There seems to be some sort of tug-of-war between the East Coast, West Coast, and the Midwest regarding who pioneered house music, when it happened, and what forms it took. This really is quite sad because if you look at house music and how basic its structure is, you really can’t help but spot the unavoidable.

The unavoidable conclusion is that it pretty much came of its own and that many different DJs, operating at many different places at many different times, came up with bits and pieces of what would later be the distinct house music sound. That’s the best we can do. That’s the best we can arrive at because that’s the closest to reality.

Danny Howells played a big role in this evolution. While he focused primarily on the East Coast, you can bet that a lot of his influence went to Chicago and of course, Chicago influenced him back. This also applies to places like San Francisco and Los Angeles. That’s how music works. It’s kind of like how microorganisms genetically influence each other.

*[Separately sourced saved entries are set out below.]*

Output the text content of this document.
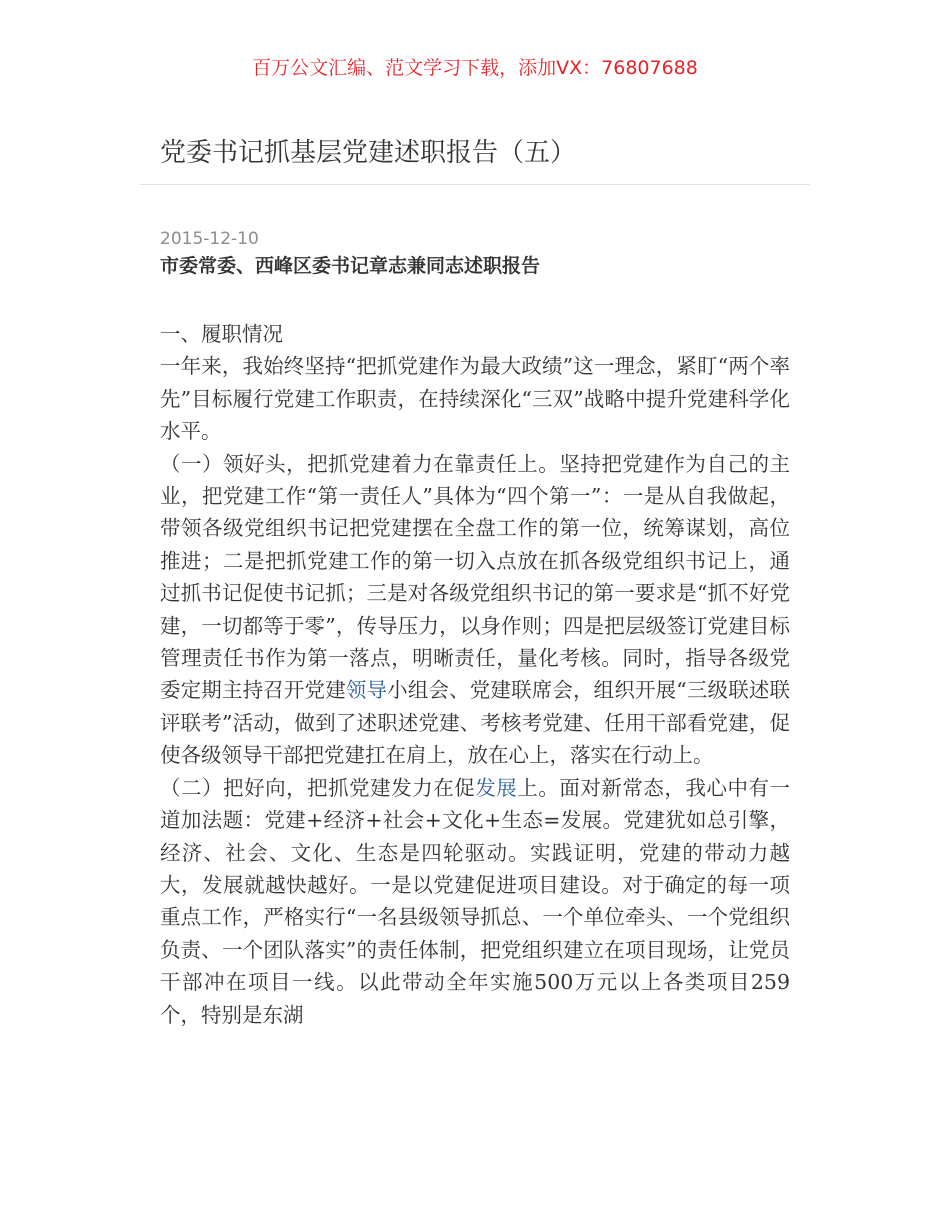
百万公文汇编、范文学习下载，添加VX：76807688
党委书记抓基层党建述职报告（五）
2015-12-10
市委常委、西峰区委书记章志兼同志述职报告

一、履职情况

一年来，我始终坚持“把抓党建作为最大政绩”这一理念，紧盯“两个率先”目标履行党建工作职责，在持续深化“三双”战略中提升党建科学化水平。

（一）领好头，把抓党建着力在靠责任上。坚持把党建作为自己的主业，把党建工作“第一责任人”具体为“四个第一”：一是从自我做起，带领各级党组织书记把党建摆在全盘工作的第一位，统筹谋划，高位推进；二是把抓党建工作的第一切入点放在抓各级党组织书记上，通过抓书记促使书记抓；三是对各级党组织书记的第一要求是“抓不好党建，一切都等于零”，传导压力，以身作则；四是把层级签订党建目标管理责任书作为第一落点，明晰责任，量化考核。同时，指导各级党委定期主持召开党建领导小组会、党建联席会，组织开展“三级联述联评联考”活动，做到了述职述党建、考核考党建、任用干部看党建，促使各级领导干部把党建扛在肩上，放在心上，落实在行动上。

（二）把好向，把抓党建发力在促发展上。面对新常态，我心中有一道加法题：党建+经济+社会+文化+生态=发展。党建犹如总引擎，经济、社会、文化、生态是四轮驱动。实践证明，党建的带动力越大，发展就越快越好。一是以党建促进项目建设。对于确定的每一项重点工作，严格实行“一名县级领导抓总、一个单位牵头、一个党组织负责、一个团队落实”的责任体制，把党组织建立在项目现场，让党员干部冲在项目一线。以此带动全年实施500万元以上各类项目259个，特别是东湖
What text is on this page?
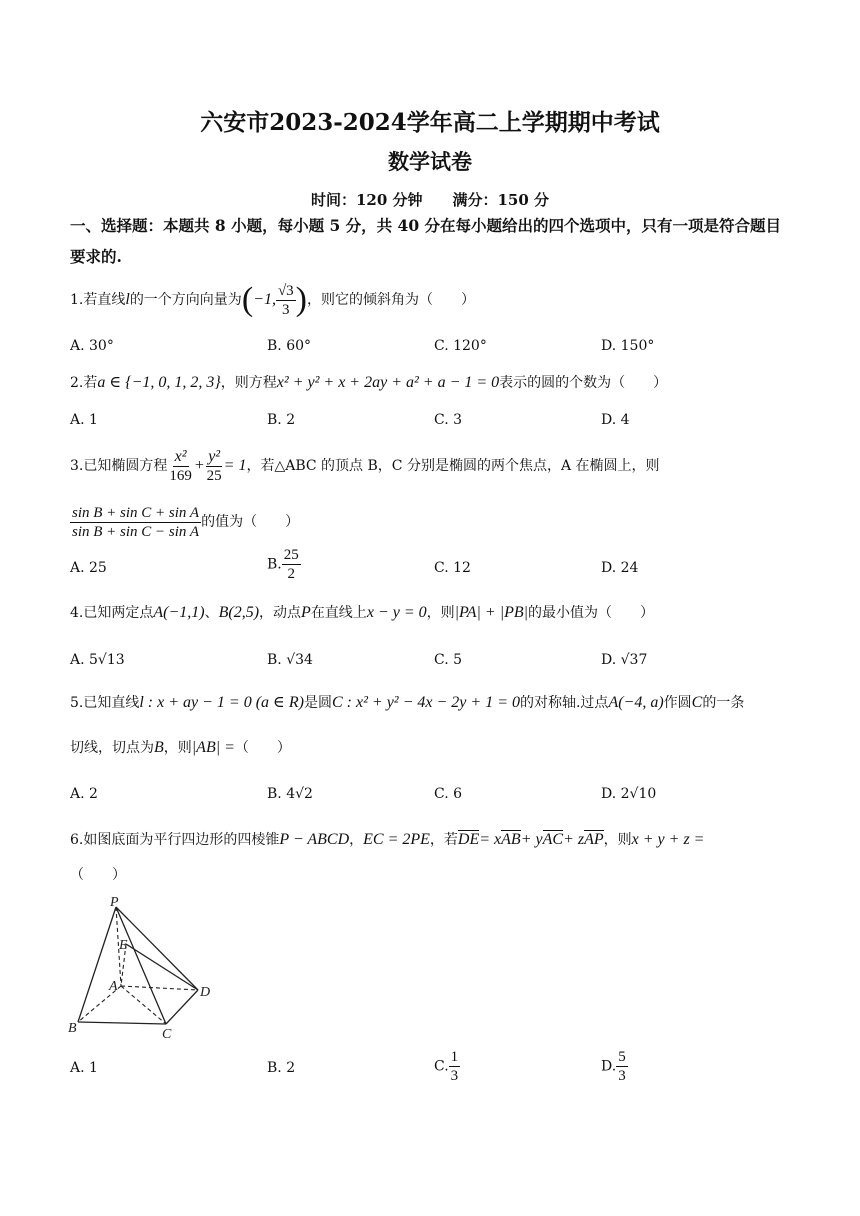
六安市2023-2024学年高二上学期期中考试
数学试卷
时间：120 分钟　　满分：150 分
一、选择题：本题共 8 小题，每小题 5 分，共 40 分在每小题给出的四个选项中，只有一项是符合题目要求的.
1.若直线l的一个方向向量为(−1, $\frac{√3}{3}$ )，则它的倾斜角为（　　）
A. 30°	B. 60°	C. 120°	D. 150°
2.若a ∈ {−1, 0, 1, 2, 3}，则方程x² + y² + x + 2ay + a² + a − 1 = 0表示的圆的个数为（　　）
A. 1	B. 2	C. 3	D. 4
3.已知椭圆方程 $\frac{\text{x²}}{169} + \frac{\text{y²}}{25} = 1$，若△ABC 的顶点 B，C 分别是椭圆的两个焦点，A 在椭圆上，则
$\frac{\text{sin B + sin C + sin A}}{\text{sin B + sin C − sin A}}$ 的值为（　　）
A. 25	B. $\frac{25}{2}$	C. 12	D. 24
4.已知两定点A(−1,1)、B(2,5)，动点P在直线上x − y = 0，则|PA| + |PB|的最小值为（　　）
A. 5√13	B. √34	C. 5	D. √37
5.已知直线l : x + ay − 1 = 0 (a ∈ R)是圆C : x² + y² − 4x − 2y + 1 = 0的对称轴.过点A(−4, a)作圆C的一条
切线，切点为B，则|AB| =（　　）
A. 2	B. 4√2	C. 6	D. 2√10
6.如图底面为平行四边形的四棱锥P − ABCD，EC = 2PE，若DE= xAB+ yAC+ zAP，则x + y + z =
（　　）
P
E
A	D
B	C
A. 1	B. 2	C. $\frac{1}{3}$	D. $\frac{5}{3}$
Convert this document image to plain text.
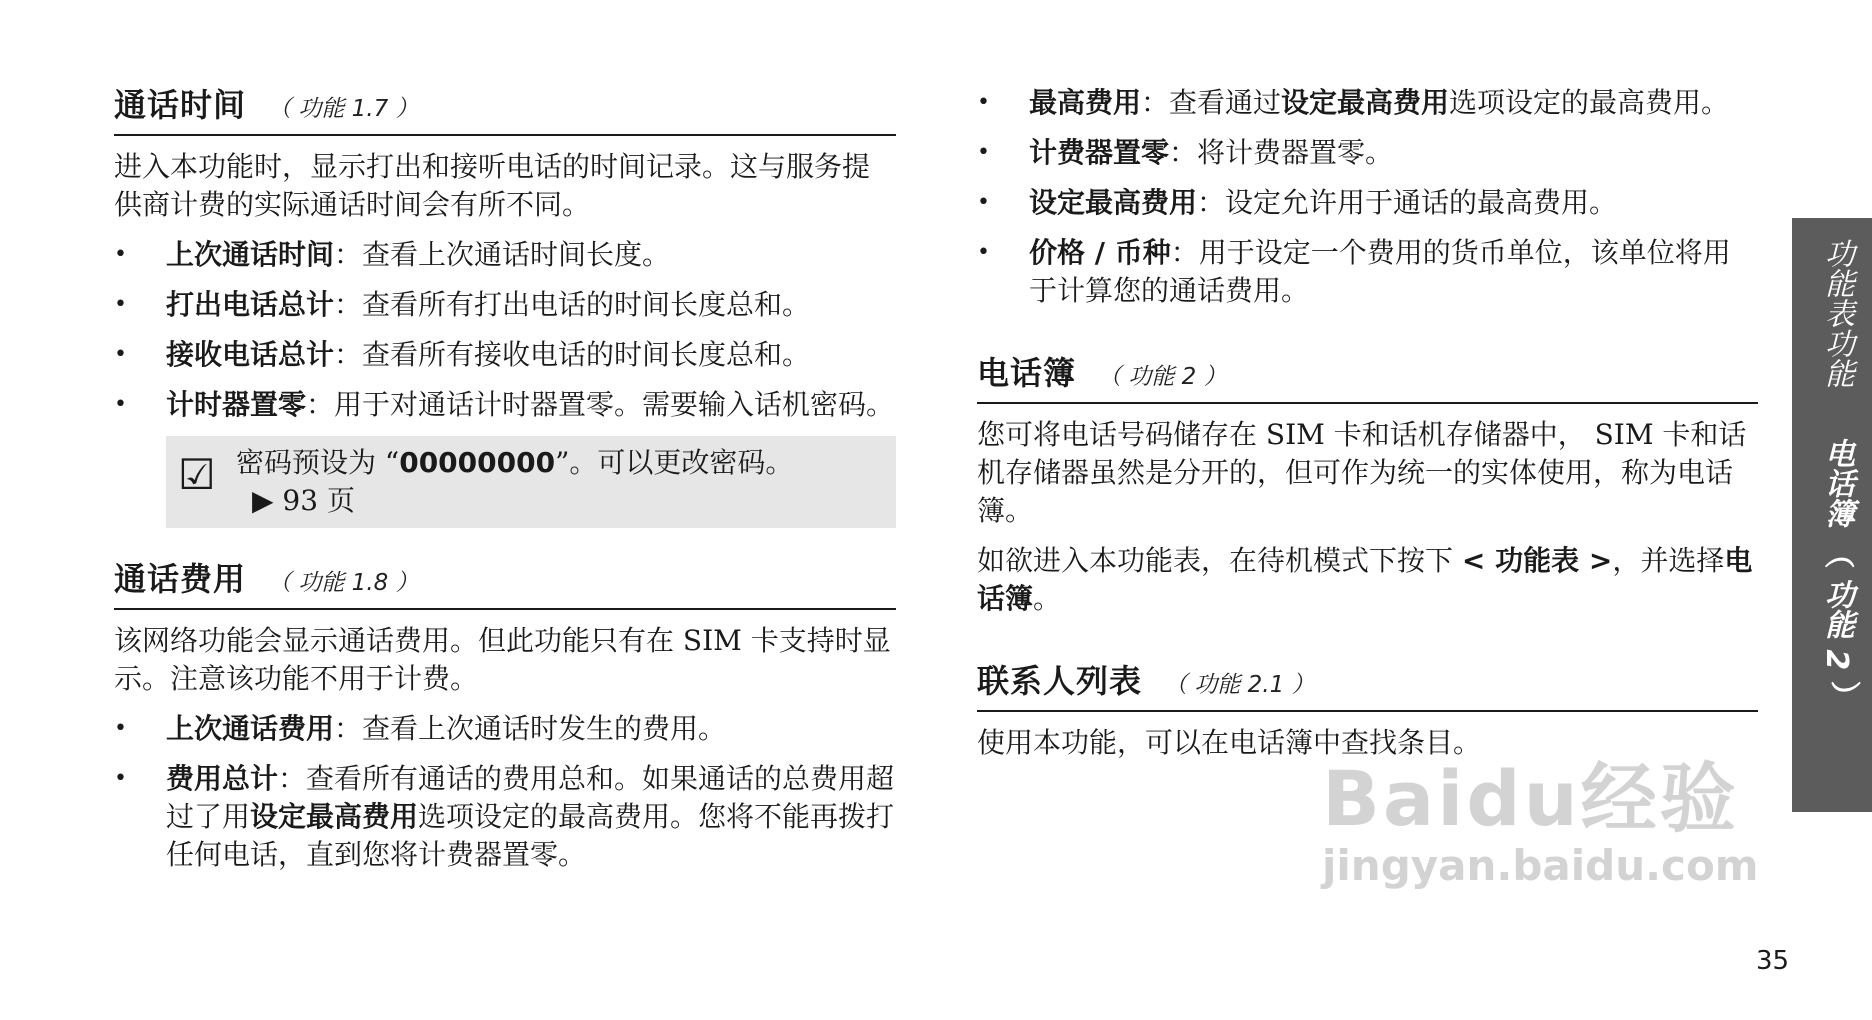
通话时间 （ 功能 1.7 ）

进入本功能时，显示打出和接听电话的时间记录。这与服务提供商计费的实际通话时间会有所不同。

• 上次通话时间：查看上次通话时间长度。
• 打出电话总计：查看所有打出电话的时间长度总和。
• 接收电话总计：查看所有接收电话的时间长度总和。
• 计时器置零：用于对通话计时器置零。需要输入话机密码。
☑ 密码预设为 “00000000”。可以更改密码。
▶ 93 页
通话费用 （ 功能 1.8 ）

该网络功能会显示通话费用。但此功能只有在 SIM 卡支持时显示。注意该功能不用于计费。

• 上次通话费用：查看上次通话时发生的费用。
• 费用总计：查看所有通话的费用总和。如果通话的总费用超过了用设定最高费用选项设定的最高费用。您将不能再拨打任何电话，直到您将计费器置零。
• 最高费用：查看通过设定最高费用选项设定的最高费用。
• 计费器置零：将计费器置零。
• 设定最高费用：设定允许用于通话的最高费用。
• 价格 / 币种：用于设定一个费用的货币单位，该单位将用于计算您的通话费用。
电话簿 （ 功能 2 ）

您可将电话号码储存在 SIM 卡和话机存储器中， SIM 卡和话机存储器虽然是分开的，但可作为统一的实体使用，称为电话簿。

如欲进入本功能表，在待机模式下按下 < 功能表 >，并选择电话簿。

联系人列表 （ 功能 2.1 ）

使用本功能，可以在电话簿中查找条目。

功能表功能 电话簿 （ 功能 2 ）
Baidu经验
jingyan.baidu.com
35
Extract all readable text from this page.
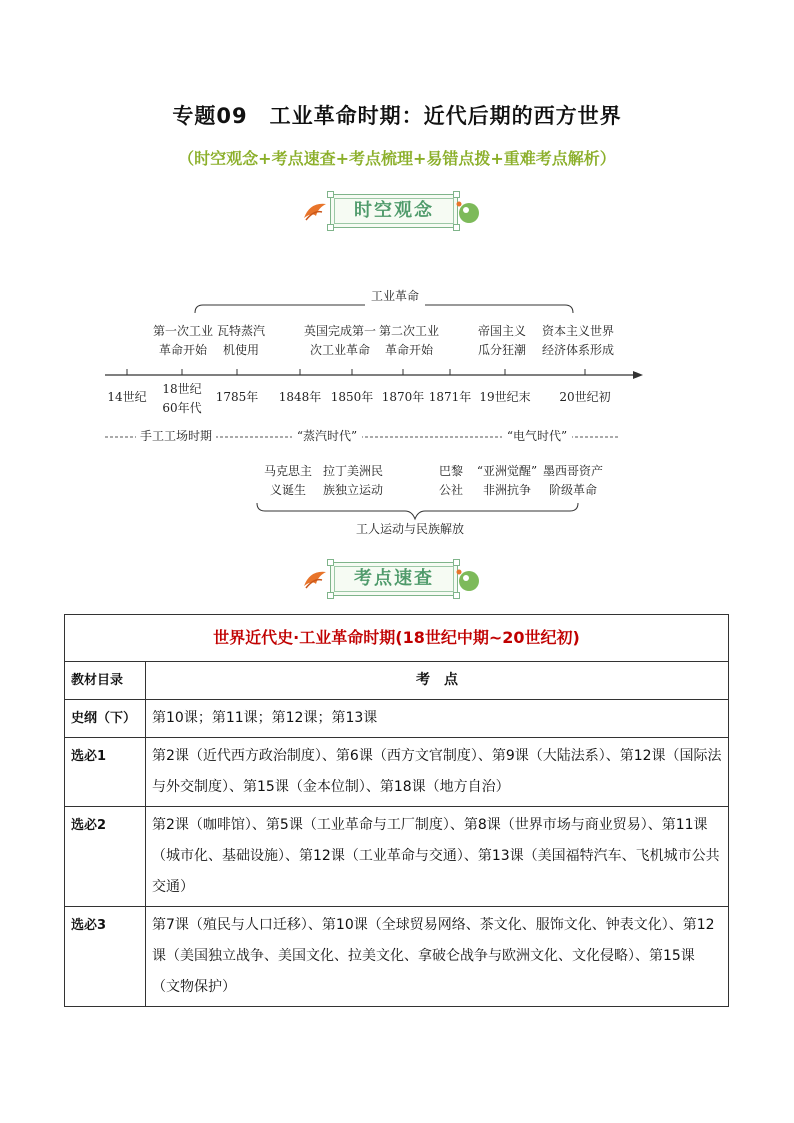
专题09　工业革命时期：近代后期的西方世界
（时空观念+考点速查+考点梳理+易错点拨+重难考点解析）
时空观念
工业革命
第一次工业
革命开始
瓦特蒸汽
机使用
英国完成第一
次工业革命
第二次工业
革命开始
帝国主义
瓜分狂潮
资本主义世界
经济体系形成
14世纪
18世纪
60年代
1785年	1848年 1850年 1870年 1871年 19世纪末	20世纪初
手工工场时期	“蒸汽时代”	“电气时代”
马克思主
义诞生
拉丁美洲民
族独立运动
巴黎
公社
“亚洲觉醒”
非洲抗争
墨西哥资产
阶级革命
工人运动与民族解放
考点速查
世界近代史·工业革命时期(18世纪中期~20世纪初)	
教材目录	考　点
史纲（下）	第10课；第11课；第12课；第13课
选必1	第2课（近代西方政治制度）、第6课（西方文官制度）、第9课（大陆法系）、第12课（国际法与外交制度）、第15课（金本位制）、第18课（地方自治）
选必2	第2课（咖啡馆）、第5课（工业革命与工厂制度）、第8课（世界市场与商业贸易）、第11课（城市化、基础设施）、第12课（工业革命与交通）、第13课（美国福特汽车、飞机城市公共交通）
选必3	第7课（殖民与人口迁移）、第10课（全球贸易网络、茶文化、服饰文化、钟表文化）、第12课（美国独立战争、美国文化、拉美文化、拿破仑战争与欧洲文化、文化侵略）、第15课（文物保护）
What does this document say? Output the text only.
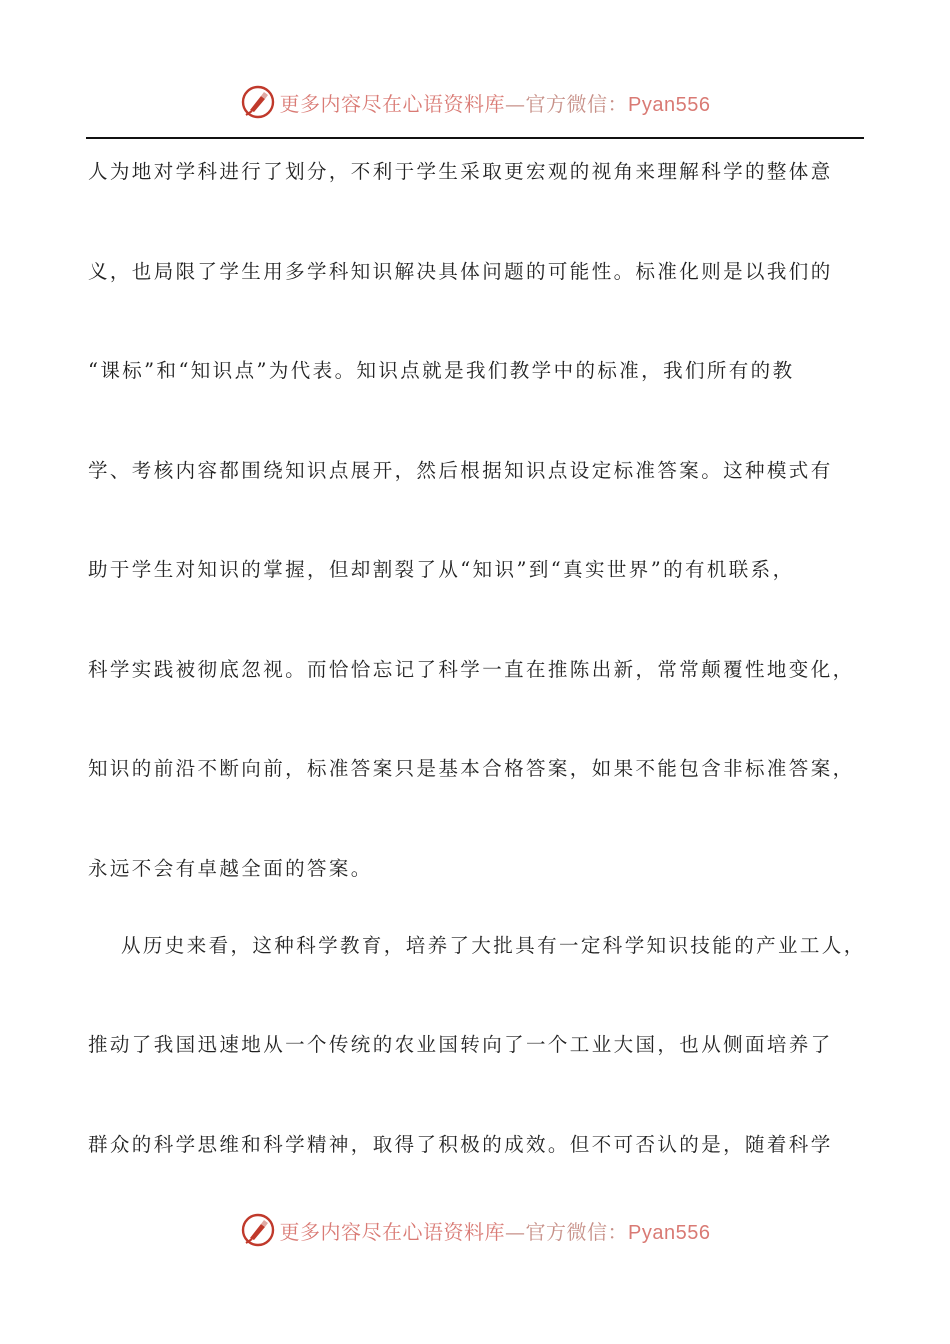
更多内容尽在心语资料库—官方微信：Pyan556
人为地对学科进行了划分，不利于学生采取更宏观的视角来理解科学的整体意
义，也局限了学生用多学科知识解决具体问题的可能性。标准化则是以我们的
“课标”和“知识点”为代表。知识点就是我们教学中的标准，我们所有的教
学、考核内容都围绕知识点展开，然后根据知识点设定标准答案。这种模式有
助于学生对知识的掌握，但却割裂了从“知识”到“真实世界”的有机联系，
科学实践被彻底忽视。而恰恰忘记了科学一直在推陈出新，常常颠覆性地变化，
知识的前沿不断向前，标准答案只是基本合格答案，如果不能包含非标准答案，
永远不会有卓越全面的答案。
从历史来看，这种科学教育，培养了大批具有一定科学知识技能的产业工人，
推动了我国迅速地从一个传统的农业国转向了一个工业大国，也从侧面培养了
群众的科学思维和科学精神，取得了积极的成效。但不可否认的是，随着科学
更多内容尽在心语资料库—官方微信：Pyan556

Did you know that two different species of bacteria when put together can actually interbreed? They can exchange genetic information and out comes a new species of bacteria. That’s how recombinant DNA works. The same applies to creative processes, believe it or not.

You have to understand that whenever you put two creative people in the same room and they have a conversation and they exchange ideas, some of those ideas start to mutate. Some of those ideas are actually just lying dormant, waiting for the right trigger.

Now, it may seem like the idea of the other person really has nothing to do with the first idea brought to the table by the first person. Well, that’s how it looks on the surface, but you don’t really know how inspiration works. None of us knows. It might just be triggered by a word or it might just be triggered by a sense of urgency. Regardless, this electric atmosphere comes up with really interesting ideas and this is manifested in great music.

Don’t let the simplicity of house music fool you. The blues after all, is very simple. It’s only a few bars. It’s not all that complicated and it’s very predictable, but guess what? People all over the world still love the blues.

Given this reality, it should come as no surprise that house music is here to stay. Sure, it’s been rebranded. It now comes in many different flavors and it’s been regionalized, but the core DNA or the core “code”, so to speak, of house music remains alive and well and will continue to remain very viable and vibrant long into the future. Danny Howells, one the pioneering DJs of house music, plays a big role in this. So, do yourself a big favor. Enjoy the music and enjoy the sounds, but also appreciate where it came from.